Maalesef Hilafetin yıkılmasının ardından İslam dünyası; kitlesel pazarda ve İslam beldelerine sel gibi akan teknoloji hizmetlerinde "işçi" ve "tüketici" konumuyla yetinmiştir. Bu makale günümüz dijital çağında Hilafet Devletinin bilim ve teknolojiye hâkim olmak için nasıl bir yol izleyeceğini açıklayacaktır. Müslümanların uzun zamandır unuttukları bu vizyonu ve hedefi yeniden hatırlayacağız.
HİLAFET DEVLETİNİN VİZYONU VE STRATEJİSİ
İslam'da devletin başlıca hedefi; devletin ruhunu, fikrini, dinini, servetini, şanını, emniyetini korumak ve bekasını sağlamaktır. Bu nedenle devletin tüm eğitim ve sanayi politikaları MAKĀSIDÜ’ş-ŞERÎA olarak ifade ettiğimiz Şer'î hedefi gerçekleştirmek üzere düzenlenecektir.
- A.Bilim ve Teknolojide Uzmanlaşma Stratejileri
İlk strateji; devletin en üst seviyede bilgide uzmanlaşmasını sağlamaya yönelik üç alt sistemi oluşturmakla bağlantılıdır.
- İlk, orta ve lise öğretiminde vizyoner bir eğitim sistemi oluşturmaktır. Bu eğitim sisteminde felsefe ve bilimin kaynağı İslam akidesidir ki böylece kendinde hem liderlik hem seçkin Mü'min vasıfları bulunduran ve çok sayıda becerilere ve uzmanlık alanlarına sahip nesiller yetiştirmektir.
- Araştırma Geliştirme (ARGE) Sistemi
- Stratejik sanayi sistemi
Eğitim meselesine gelince, İslami Hilafet Devleti dış politikası ve diplomatik stratejileri dâhilinde harp halinde olmayan, anlaşmalı başka devletlerle proaktif işbirliği yapacaktır. Bu işbirliği; birbirine bilgi ve dil öğretmek gibi amaçlar dâhilinde iki ülke arasında öğretim elemanı ve heyetlerinin değişimi ile olabilir. Hilafet'in Eğitim sistemindeki uluslararası anlaşmaların prensipleri şöyledir: Eğitim müfredatını Hilafet oluşturur. Bunu İslami Şahsiyetler oluşturma hedefiyle yapar.
- İslam Şeriatı Ümmetin ve dünyanın faydasına olan bilgileri geliştirmek için eğitim vermeyi ve eğitim faaliyetleri geliştirmeyi caiz kılmıştır.

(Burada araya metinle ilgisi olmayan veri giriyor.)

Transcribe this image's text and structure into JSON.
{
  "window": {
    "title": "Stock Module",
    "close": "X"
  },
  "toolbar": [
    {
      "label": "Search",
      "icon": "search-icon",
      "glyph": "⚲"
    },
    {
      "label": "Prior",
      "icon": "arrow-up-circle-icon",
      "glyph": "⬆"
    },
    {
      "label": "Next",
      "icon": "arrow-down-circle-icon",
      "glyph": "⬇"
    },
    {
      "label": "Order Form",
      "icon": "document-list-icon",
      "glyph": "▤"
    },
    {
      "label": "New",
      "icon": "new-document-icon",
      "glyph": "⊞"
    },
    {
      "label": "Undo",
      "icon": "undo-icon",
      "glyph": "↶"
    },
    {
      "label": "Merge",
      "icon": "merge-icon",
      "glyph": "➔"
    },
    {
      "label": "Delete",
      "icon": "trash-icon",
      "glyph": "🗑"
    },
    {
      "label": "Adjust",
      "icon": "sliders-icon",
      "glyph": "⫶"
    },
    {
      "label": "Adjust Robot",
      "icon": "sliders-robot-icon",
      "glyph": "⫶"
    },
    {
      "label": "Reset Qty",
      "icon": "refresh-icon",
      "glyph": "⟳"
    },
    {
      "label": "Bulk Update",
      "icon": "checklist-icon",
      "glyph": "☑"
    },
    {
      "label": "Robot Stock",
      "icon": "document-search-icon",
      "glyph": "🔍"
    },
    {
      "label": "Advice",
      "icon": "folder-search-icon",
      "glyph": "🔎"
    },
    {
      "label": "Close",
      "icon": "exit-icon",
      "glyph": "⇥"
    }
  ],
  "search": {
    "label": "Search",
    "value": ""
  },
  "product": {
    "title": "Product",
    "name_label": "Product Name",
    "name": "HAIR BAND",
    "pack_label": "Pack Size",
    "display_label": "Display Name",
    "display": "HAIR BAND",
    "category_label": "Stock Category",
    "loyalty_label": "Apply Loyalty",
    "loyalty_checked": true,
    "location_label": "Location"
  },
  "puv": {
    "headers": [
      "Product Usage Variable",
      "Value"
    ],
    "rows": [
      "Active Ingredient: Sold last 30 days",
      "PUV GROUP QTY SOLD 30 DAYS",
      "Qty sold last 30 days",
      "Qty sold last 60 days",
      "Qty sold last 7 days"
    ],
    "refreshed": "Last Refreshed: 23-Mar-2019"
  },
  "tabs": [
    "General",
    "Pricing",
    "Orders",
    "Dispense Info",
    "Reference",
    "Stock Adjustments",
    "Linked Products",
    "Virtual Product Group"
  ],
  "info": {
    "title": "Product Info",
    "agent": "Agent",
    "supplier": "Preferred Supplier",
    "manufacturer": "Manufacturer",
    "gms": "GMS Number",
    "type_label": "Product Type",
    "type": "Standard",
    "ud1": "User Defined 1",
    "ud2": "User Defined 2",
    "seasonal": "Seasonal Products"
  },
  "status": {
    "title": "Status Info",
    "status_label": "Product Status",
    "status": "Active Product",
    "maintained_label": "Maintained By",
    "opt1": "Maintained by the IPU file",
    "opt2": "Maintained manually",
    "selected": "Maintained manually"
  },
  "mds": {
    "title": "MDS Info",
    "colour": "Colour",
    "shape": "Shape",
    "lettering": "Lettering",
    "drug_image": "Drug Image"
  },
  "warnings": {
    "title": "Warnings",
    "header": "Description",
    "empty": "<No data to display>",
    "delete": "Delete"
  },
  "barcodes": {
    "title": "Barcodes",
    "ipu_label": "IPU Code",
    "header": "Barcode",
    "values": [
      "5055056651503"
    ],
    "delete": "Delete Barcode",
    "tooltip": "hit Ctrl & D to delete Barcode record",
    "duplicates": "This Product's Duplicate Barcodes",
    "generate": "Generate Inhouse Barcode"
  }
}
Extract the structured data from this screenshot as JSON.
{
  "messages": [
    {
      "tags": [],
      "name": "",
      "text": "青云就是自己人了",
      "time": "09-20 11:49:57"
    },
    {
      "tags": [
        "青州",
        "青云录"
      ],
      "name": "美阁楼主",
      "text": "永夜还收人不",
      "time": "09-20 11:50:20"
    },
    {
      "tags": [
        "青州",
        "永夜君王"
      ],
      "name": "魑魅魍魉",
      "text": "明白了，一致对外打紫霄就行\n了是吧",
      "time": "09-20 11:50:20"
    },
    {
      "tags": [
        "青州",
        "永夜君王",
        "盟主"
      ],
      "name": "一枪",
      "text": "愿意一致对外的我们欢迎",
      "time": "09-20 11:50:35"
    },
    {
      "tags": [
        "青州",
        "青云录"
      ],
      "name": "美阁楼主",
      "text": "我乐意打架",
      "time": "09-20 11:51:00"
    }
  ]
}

- Örneğin tecrübi ilimler için yurt dışından öğretmenler ve öğretim görevlileri getirebilir çünkü öğretmen devletin müfredatına bağlıdır ve ondan sapamaz.
- Ancak yabancı ülkelerle İslam Ümmeti içerisinde yanlış fikir ve ideolojilerini yayma imkânı verecek anlaşmalar yapmak veya özel okullar açmalarına izin vermek kesinlikle haramdır.
- İslam'ın eğitim politikalarına ters düşen ve bunlara bağlanmayı zorunlu kılan anlaşmalar yapmak haramdır.
Sanayi meselesine gelince... Devlet; hem Müslüman hem gayrimüslim halkın ihtiyaçlarını ve hem Devletin ihtiyaçlarını karşılamaya muktedir bağımsız bir sanayi oluşturmak zorundadır. Bunun için şu prensiplere uymak zorundadır:
- Sanayi sistemleri, hem yatırım hem mülkiyet açısından İslami iktisat nizamının temelleri üzerine kurulu olmak zorundadır. İslam doğal kaynakların mülkiyetini fertlere, özel kurumlara ve kesinlikle yabancılara verilmesini yasaklamıştır. Doğal kaynakların mülkiyeti Ümmete aittir. Devlet bu kaynakların en verimli şekilde halkın hizmetine sunulmasını idare eder.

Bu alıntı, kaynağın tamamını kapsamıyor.